Reasonable cause due to erroneous advice: The Oosterwijks asserted that if they had received correct advice from Paszkiewicz about the accrual of the late-filing penalty, they would have filed their return in April and avoided the late-filing penalty for May and June. Thus, they claimed they had reasonable cause for their late return filing for those two months based on Paszkiewicz's erroneous advice.
The IRS made two arguments in response to the Oosterwijks' claim. First, the Service argued that because reasonable cause is a one-time test evaluated at the due date of the return, the failure-to-file penalty was not divisible. Second, even if a reasonable-cause exception could be reevaluated after the return due date, the exception did not apply in the Oosterwijks' case because Paszkiewicz's advice contradicted the Form 4868 instructions that a taxpayer must file the form by the regular due date of the taxpayer's return. Thus, the advice was not based on a "reasonable factual or legal assumption," and the Oosterwijks would have acted unreasonably in relying on it.

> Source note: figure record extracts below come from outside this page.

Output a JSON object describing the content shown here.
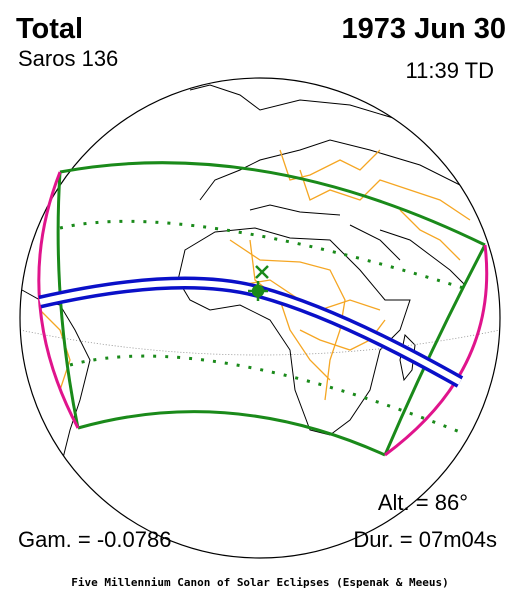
{
  "header": {
    "type": "Total",
    "saros": "Saros 136",
    "date": "1973 Jun 30",
    "time": "11:39 TD"
  },
  "stats": {
    "altitude": "Alt. = 86°",
    "gamma": "Gam. = -0.0786",
    "duration": "Dur. = 07m04s"
  },
  "credit": "Five Millennium Canon of Solar Eclipses (Espenak & Meeus)"
}
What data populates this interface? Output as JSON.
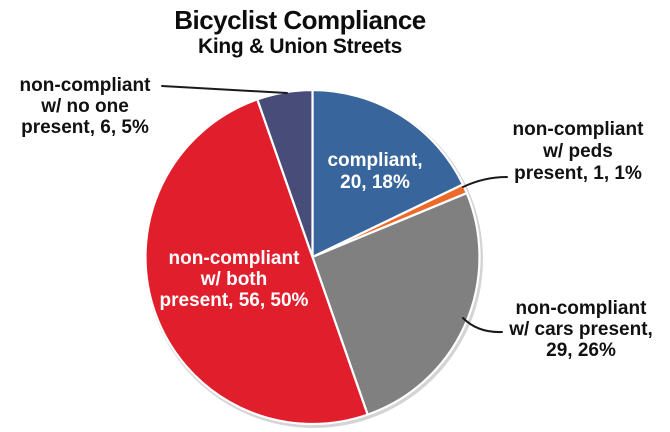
{
  "title": "Bicyclist Compliance",
  "subtitle": "King & Union Streets",
  "chart_data": {
    "type": "pie",
    "title": "Bicyclist Compliance",
    "subtitle": "King & Union Streets",
    "total": 112,
    "start_angle_deg": 0,
    "direction": "clockwise",
    "legend": "none",
    "slices": [
      {
        "name": "compliant",
        "value": 20,
        "percent": "18%",
        "color": "#38659B",
        "label_text": "compliant, 20, 18%",
        "label_lines": [
          "compliant,",
          "20, 18%"
        ],
        "label_color": "#ffffff",
        "label_position": "inside"
      },
      {
        "name": "non-compliant w/ peds present",
        "value": 1,
        "percent": "1%",
        "color": "#EE6A28",
        "label_text": "non-compliant w/ peds present, 1, 1%",
        "label_lines": [
          "non-compliant",
          "w/ peds",
          "present, 1, 1%"
        ],
        "label_color": "#111111",
        "label_position": "outside-right"
      },
      {
        "name": "non-compliant w/ cars present",
        "value": 29,
        "percent": "26%",
        "color": "#808080",
        "label_text": "non-compliant w/ cars present, 29, 26%",
        "label_lines": [
          "non-compliant",
          "w/ cars present,",
          "29, 26%"
        ],
        "label_color": "#111111",
        "label_position": "outside-right"
      },
      {
        "name": "non-compliant w/ both present",
        "value": 56,
        "percent": "50%",
        "color": "#E01E2C",
        "label_text": "non-compliant w/ both present, 56, 50%",
        "label_lines": [
          "non-compliant",
          "w/ both",
          "present, 56, 50%"
        ],
        "label_color": "#ffffff",
        "label_position": "inside"
      },
      {
        "name": "non-compliant w/ no one present",
        "value": 6,
        "percent": "5%",
        "color": "#474D78",
        "label_text": "non-compliant w/ no one present, 6, 5%",
        "label_lines": [
          "non-compliant",
          "w/ no one",
          "present, 6, 5%"
        ],
        "label_color": "#111111",
        "label_position": "outside-left"
      }
    ],
    "style": {
      "slice_separator_color": "#ffffff",
      "leader_line_color": "#1a1a1a",
      "shadow_ring_color": "#d4d4d4",
      "background": "#ffffff"
    }
  }
}
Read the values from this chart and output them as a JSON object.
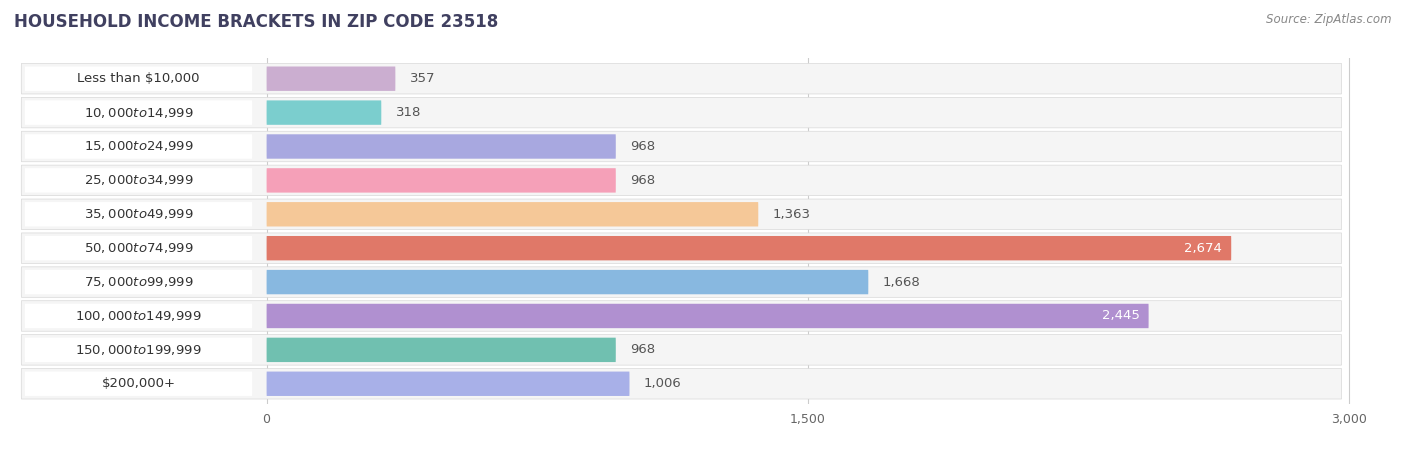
{
  "title": "HOUSEHOLD INCOME BRACKETS IN ZIP CODE 23518",
  "source": "Source: ZipAtlas.com",
  "categories": [
    "Less than $10,000",
    "$10,000 to $14,999",
    "$15,000 to $24,999",
    "$25,000 to $34,999",
    "$35,000 to $49,999",
    "$50,000 to $74,999",
    "$75,000 to $99,999",
    "$100,000 to $149,999",
    "$150,000 to $199,999",
    "$200,000+"
  ],
  "values": [
    357,
    318,
    968,
    968,
    1363,
    2674,
    1668,
    2445,
    968,
    1006
  ],
  "bar_colors": [
    "#cbaed0",
    "#7bcece",
    "#a8a8e0",
    "#f5a0b8",
    "#f5c898",
    "#e07868",
    "#88b8e0",
    "#b090d0",
    "#70c0b0",
    "#a8b0e8"
  ],
  "label_colors": [
    "#444444",
    "#444444",
    "#444444",
    "#444444",
    "#444444",
    "#ffffff",
    "#444444",
    "#ffffff",
    "#444444",
    "#444444"
  ],
  "xlim": [
    0,
    3000
  ],
  "xticks": [
    0,
    1500,
    3000
  ],
  "background_color": "#ffffff",
  "row_bg_color": "#f0f0f0",
  "bar_bg_color": "#e8e8e8",
  "title_fontsize": 12,
  "source_fontsize": 8.5,
  "label_fontsize": 9.5,
  "value_fontsize": 9.5
}
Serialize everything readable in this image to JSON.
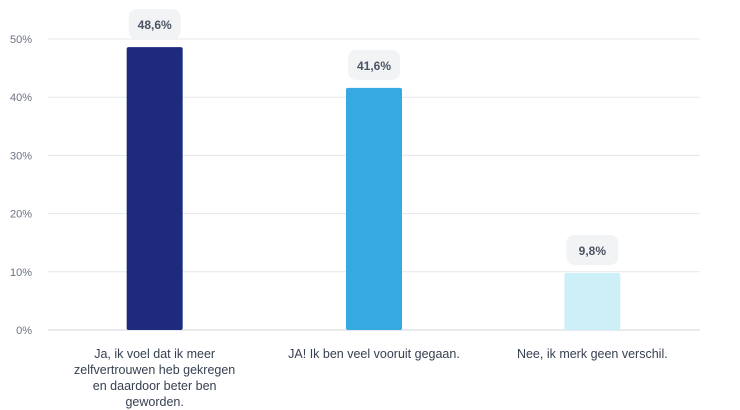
{
  "chart_data": {
    "type": "bar",
    "categories": [
      "Ja, ik voel dat ik meer zelfvertrouwen heb gekregen en daardoor beter ben geworden.",
      "JA! Ik ben veel vooruit gegaan.",
      "Nee, ik merk geen verschil."
    ],
    "values": [
      48.6,
      41.6,
      9.8
    ],
    "value_labels": [
      "48,6%",
      "41,6%",
      "9,8%"
    ],
    "colors": [
      "#1e2a7e",
      "#36a9e1",
      "#cdf0f8"
    ],
    "ylim": [
      0,
      50
    ],
    "yticks": [
      0,
      10,
      20,
      30,
      40,
      50
    ],
    "ytick_labels": [
      "0%",
      "10%",
      "20%",
      "30%",
      "40%",
      "50%"
    ],
    "grid": true,
    "title": "",
    "xlabel": "",
    "ylabel": ""
  }
}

Regarding divisibility, the court found that while the penalty could in some circumstances be divisible for reasonable-cause purposes, because the reasonable-cause exception is determined based on the facts as of the return's due date, it is divisible only where the taxpayer receives erroneous advice before the due date of the return. Since the Oosterwijks received the erroneous advice from Paszkiewicz after the due date of their tax return, they could not have reasonable cause for relief from their late filing of the return.
Because the court held that no reasonable cause could arise from Paszkiewicz's advice due to its timing, it did not have to determine whether the advice could have given rise to reasonable cause for the Oosterwijks. It nonetheless addressed the issue and found that because the advice was not reasonable, it could not be the basis for the reasonable-cause exception.
For tax advice to be reasonable, it cannot depend on legal assumptions that are unreasonable. In Baer, 150 Fed. Cl. 761 (Fed. Cl. 2020), the Court of Federal Claims held that the IRS's provision of explicit instructions on the face of a form renders any belief to the contrary unreasonable. Thus, advice contrary to such an instruction is unreasonable, and a taxpayer's reliance on the advice cannot constitute reasonable cause. In the Oosterwijks' case, Paszkiewicz's advice that paying their tax due and filing an extension request after the due date would stop the accrual of late-filing penalties contradicted the text of Form 4868, which states that the Form 4868 must be filed by the regular due date of the taxpayer's return for the taxpayer to receive an automatic extension. As a result, the court found that the advice was unreasonable, and the Oosterwijks' reliance on it could not establish that they had reasonable cause for failing to timely file their return.
The substantial-variance doctrine can be a relatively easy way out of a refund suit for the IRS, and the Service is not shy about asserting the doctrine. Consequently, practitioners assisting a taxpayer with a refund claim should carefully consider whether the claim includes all the arguments that could be made to support the refund requested and all the facts necessary to support those arguments.